Andrew extends our exchange based on the passage from his earlier post:
>"Despite what folks like Roemer might want us to believe, it is absolutely
>impossible for markets to substitute for this power of capital over labor "at
>the point of production," as Marxists used to say. Even if workers were to
>contract "voluntarily" to do more work than the equivalent they receive in
>wages, the power of the State would be needed to ENFORCE those contracts, and
>there's nothing voluntary about that enforcement from the workers' point of
>view, absolutely nothing."
To which I responded,
"Despite Andrew's suggestion to the contrary, Roemer would certainly not
deny this."
To which Andrew now replies,
>I'm glad to hear this. Why, then, is Roemer typically construed as arguing
>that exploitation arises from property "relations" and unequal distribution of
>resources, and not in the production process?
This answer suggests a need to make some distinctions.
1) Roemer like Marx is primarily concerned with the exploitation associated
with the creation of new value in production (i.e., the form of exploitation
arising in private ownership economies with markets for capital and/or labor
power), as opposed to the redistribution of pre-existing value (which he
calls unequal exchange exploitation and associates with economies not having
such markets). Roemer agrees with Marx that unequal class distribution of
productive assets is a necessary condition for such exploitation.
2) Roemer, apparently unlike Marx, thinks that such unequal distribution is
a *sufficient* condition for exploiting direct producers. However, Roemer
would certainly not deny Andrew's point that "the power of the State would
be needed to ENFORCE those contracts, and there's nothing voluntary about
that enforcement from the workers' point of view, absolutely nothing." But
to the extent capitalists can rely on the power of the state to enforce
their appropriation of newly created value, then the locus of *conflict*
over this process of appropriation is not in the production process,
granting that the value to be appropriated is necessarily created in the
production process.
Remember in this connection the premise of Andrew's "even if" clause:
"workers were to contract "voluntarily" to do more work than the equivalent
they receive in
wages..." If this is truly "voluntary", then there is no basis for class
conflict *in production.*
I think there is also a question as to how categorically Marx insists that
capitalist production relations are necessary for the mere *existence* of
surplus value, but we don't need to get into that here. I agree with Andrew
that Roemer's analysis slights the capitalist production process as the
locus specificus of capitalist exploitation, but this does not negate
Roemer's probable agreement with Andrew's specific claim.
Andrew continues:
> What is he actually arguing,
>instead --- that capitalist relations of production are compatible with
>different property forms and contractual relations? --- which is how I
>understand your own argument, and which is definitely something I can really
>get behind!
For what it's worth I'd put the main implication of my argument slightly
differently: in the long view, capitalist property relations are compatible
with different relations of production and contractual relations, and which
form of the latter emerges depend on historically specific conditions of
production and exchange. To put it another way, it is not a historical
accident that circuits of capital long preceded capitalist relations of
production, and the latter came to prevail only after certain dramatic
changes occured in the class distribution of property.

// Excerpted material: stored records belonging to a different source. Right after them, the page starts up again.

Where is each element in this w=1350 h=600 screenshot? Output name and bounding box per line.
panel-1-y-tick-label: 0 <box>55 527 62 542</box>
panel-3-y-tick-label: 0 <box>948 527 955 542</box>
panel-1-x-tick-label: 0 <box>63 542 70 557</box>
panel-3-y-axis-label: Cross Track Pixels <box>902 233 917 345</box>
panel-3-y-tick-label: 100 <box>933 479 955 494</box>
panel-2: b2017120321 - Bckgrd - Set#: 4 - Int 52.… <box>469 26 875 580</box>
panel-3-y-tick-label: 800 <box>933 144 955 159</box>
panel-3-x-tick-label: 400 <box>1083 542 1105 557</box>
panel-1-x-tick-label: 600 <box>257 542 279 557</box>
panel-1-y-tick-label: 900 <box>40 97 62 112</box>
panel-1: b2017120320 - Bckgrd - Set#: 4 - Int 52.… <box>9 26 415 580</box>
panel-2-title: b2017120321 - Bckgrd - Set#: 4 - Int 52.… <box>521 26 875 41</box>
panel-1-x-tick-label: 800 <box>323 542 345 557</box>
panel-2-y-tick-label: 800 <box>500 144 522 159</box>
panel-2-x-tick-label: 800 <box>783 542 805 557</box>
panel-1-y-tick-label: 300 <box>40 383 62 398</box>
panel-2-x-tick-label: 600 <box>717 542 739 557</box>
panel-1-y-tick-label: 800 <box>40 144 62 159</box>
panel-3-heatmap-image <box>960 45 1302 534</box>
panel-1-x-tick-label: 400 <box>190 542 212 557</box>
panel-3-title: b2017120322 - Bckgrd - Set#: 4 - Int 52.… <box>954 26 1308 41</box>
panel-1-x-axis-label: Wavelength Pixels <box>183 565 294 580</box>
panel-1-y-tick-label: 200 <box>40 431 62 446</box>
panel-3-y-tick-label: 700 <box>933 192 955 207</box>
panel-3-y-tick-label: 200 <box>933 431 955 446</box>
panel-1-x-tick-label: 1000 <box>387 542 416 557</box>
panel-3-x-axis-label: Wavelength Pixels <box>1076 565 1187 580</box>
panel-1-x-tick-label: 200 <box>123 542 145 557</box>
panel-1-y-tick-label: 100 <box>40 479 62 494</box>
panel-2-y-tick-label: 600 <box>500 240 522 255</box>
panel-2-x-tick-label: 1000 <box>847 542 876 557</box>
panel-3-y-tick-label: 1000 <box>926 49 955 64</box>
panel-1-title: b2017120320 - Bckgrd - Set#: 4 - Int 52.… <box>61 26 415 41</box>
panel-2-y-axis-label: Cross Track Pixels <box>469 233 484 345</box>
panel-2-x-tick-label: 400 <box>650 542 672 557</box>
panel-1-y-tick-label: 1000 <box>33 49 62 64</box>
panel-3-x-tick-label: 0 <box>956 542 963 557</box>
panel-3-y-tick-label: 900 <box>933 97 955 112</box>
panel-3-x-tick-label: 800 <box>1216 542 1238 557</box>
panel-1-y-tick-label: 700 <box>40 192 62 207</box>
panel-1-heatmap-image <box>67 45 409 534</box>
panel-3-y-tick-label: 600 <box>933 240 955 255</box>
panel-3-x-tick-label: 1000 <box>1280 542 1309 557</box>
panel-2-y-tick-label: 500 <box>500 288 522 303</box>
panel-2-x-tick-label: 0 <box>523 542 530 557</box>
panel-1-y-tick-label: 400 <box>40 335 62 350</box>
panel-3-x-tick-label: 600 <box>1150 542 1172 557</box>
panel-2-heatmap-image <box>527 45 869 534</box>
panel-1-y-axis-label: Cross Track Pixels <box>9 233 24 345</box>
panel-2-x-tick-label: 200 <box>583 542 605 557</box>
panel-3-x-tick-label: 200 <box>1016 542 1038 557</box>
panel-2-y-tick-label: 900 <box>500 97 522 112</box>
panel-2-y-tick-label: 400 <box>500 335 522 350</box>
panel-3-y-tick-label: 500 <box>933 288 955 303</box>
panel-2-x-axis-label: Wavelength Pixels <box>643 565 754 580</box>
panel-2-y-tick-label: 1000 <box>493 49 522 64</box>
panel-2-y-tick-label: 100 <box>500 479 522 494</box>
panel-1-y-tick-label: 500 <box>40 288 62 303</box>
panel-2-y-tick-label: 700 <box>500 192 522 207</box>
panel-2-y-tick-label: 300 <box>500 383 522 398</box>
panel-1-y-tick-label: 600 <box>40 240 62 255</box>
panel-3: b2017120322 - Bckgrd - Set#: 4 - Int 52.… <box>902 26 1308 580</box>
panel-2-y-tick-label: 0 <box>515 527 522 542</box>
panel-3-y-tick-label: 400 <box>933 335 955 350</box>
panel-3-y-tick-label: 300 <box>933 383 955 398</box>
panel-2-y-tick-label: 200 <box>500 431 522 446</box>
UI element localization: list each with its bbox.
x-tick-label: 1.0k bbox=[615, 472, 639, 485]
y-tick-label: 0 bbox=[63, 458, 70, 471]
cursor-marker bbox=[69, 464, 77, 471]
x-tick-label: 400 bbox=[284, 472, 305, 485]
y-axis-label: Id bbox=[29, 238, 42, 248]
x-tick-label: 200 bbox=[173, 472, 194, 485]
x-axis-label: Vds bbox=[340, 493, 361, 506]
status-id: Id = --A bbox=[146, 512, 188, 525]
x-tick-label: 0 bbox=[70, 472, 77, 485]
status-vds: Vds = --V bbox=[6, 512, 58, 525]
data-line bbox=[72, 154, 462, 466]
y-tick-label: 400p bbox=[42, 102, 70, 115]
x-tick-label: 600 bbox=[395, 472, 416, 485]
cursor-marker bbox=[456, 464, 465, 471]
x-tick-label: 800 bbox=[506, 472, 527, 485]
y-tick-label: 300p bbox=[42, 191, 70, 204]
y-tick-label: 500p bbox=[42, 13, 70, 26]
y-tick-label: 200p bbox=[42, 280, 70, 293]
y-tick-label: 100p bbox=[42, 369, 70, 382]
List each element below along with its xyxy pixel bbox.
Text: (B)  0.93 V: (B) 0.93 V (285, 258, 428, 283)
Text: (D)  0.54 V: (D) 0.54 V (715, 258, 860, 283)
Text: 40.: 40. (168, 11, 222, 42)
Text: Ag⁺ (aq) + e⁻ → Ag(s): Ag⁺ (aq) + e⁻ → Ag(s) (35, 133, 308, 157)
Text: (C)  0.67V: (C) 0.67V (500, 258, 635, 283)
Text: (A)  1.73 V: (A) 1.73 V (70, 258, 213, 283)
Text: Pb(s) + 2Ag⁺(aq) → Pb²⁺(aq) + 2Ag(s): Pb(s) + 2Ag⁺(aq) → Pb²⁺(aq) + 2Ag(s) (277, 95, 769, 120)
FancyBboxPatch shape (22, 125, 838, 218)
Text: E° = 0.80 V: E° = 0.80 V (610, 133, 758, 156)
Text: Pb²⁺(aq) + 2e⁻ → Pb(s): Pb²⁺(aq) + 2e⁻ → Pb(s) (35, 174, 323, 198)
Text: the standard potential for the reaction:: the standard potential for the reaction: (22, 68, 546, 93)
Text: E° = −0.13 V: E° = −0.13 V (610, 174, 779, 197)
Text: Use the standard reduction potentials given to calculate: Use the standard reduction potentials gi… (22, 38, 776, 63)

> The critique of Roemer's work would then be a complete inversion
>of the content of his argument, since his argument would then be reinforcing
>in a novel way (as yours does) Marx's stress on the importance of the
>capital/labor relation in production as against property forms and contractual
>relations.
Yes, it would be a complete inversion. As you can see I'm not trying to
accomplish that--instead, just the more modest suggestion that Marxists
should not reject Roemer's analysis as uncritically as they have. Roemer's
analysis perhaps does not go far enough, but what he's accomplished is valid
and sufficient to refute important fallacies in both mainstream and
traditional Marxian thought. Or so I think.